Picking the right tool for the job has never been easier with things like Chat-GPT
machine-learning
open-source
Author

Mike Tokic

Published

February 13, 2023

When I started learning data science there was an essential choice that had to be made at the beginning. One that has consequences that can ripple throughout your machine learning journey and even change your career options. I’m talking about the classic debate of R versus Python. Just like any hot issue, you will most likely get a different answer to this question based on who you ask. R is great for statistics, but Python is the best for production. You can’t do deep learning in R. Python is the second best language for everything. Over the years it seems that each side of the debate has only dug their heels in deeper. Whenever people ask me what language they should learn first, I usually give this recommendation. If you can only choose one, learn python, but eventually you will have to learn both to be a good data scientist. Building high quality solutions with data comes down to one thing, picking the right tool for the job.

Each language has its strengths. Over the years the rise of new open source packages have started to even the playing field. For example R has always had amazing packages for time series, but now python is catching up. The same can be said for the rise of deep learning in R. While I still believe learning both will allow you to thrive in your data career, the rise of large language models (LLM) like OpenAI’s Chat-GPT are going to change the game forever.

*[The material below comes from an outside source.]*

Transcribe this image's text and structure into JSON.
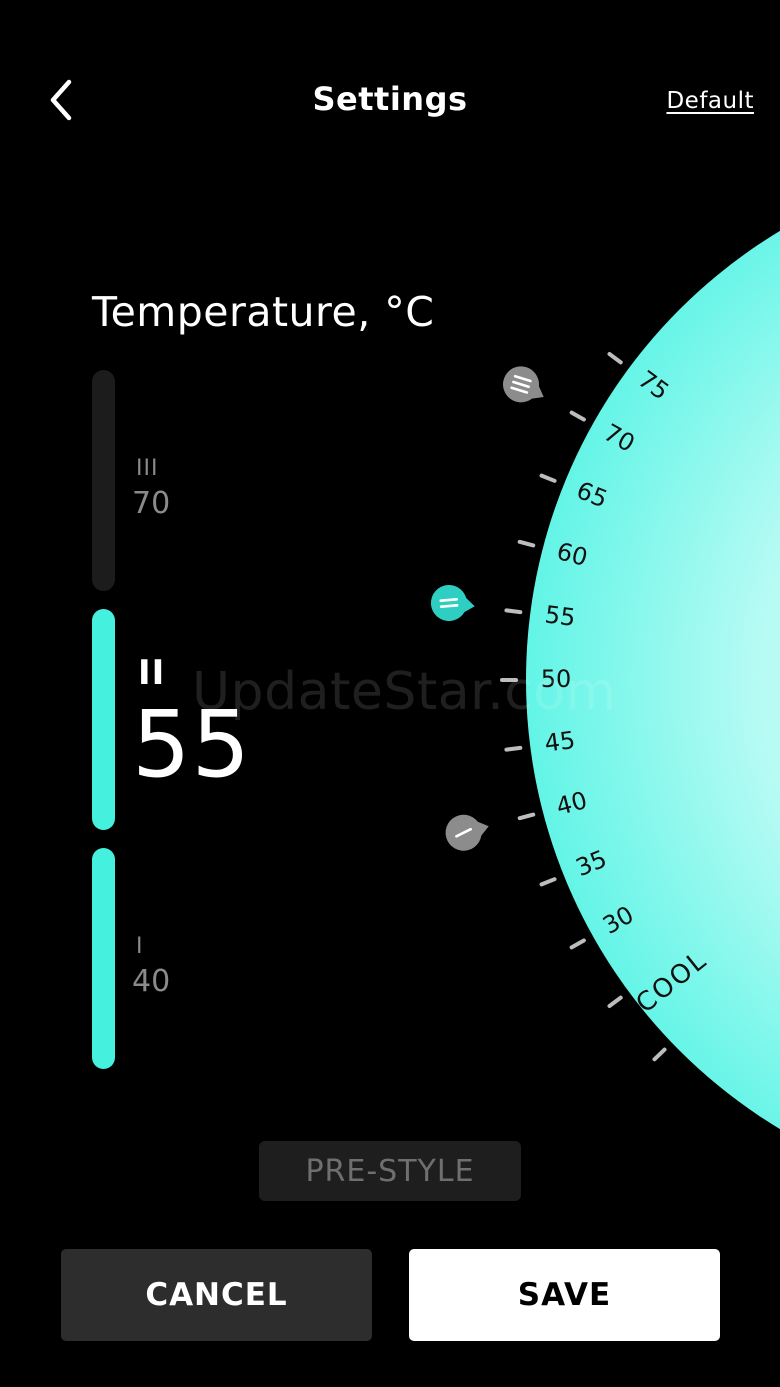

If you haven’t heard of Chat-GPT yet then you are living under a rock, and congrats on being able to read this blog inside your underground doomsday bunker. These LLM’s can do a lot of things, but the game changer for the open source data space is being able to easily translate one language into another. For example I’m able to easily translate dplyr code in R into perfect pandas code in python. Over time these models will unlock the potential to translate every package from one language into another. Imagine writing a package in R, and have a GitHub action that calls a LLM to automatically convert it into python or vice versa. A data scientist could even write code in one language during a projects development, then automatically convert it into another when they move into production. The possibilities are endless!

Models like Chat-GPT may not be at this level of language translation today, but like anything in the AI space the pace of innovation moves exponentially, and could be on the horizon sooner than you think. I for one personally can’t wait for this day to come.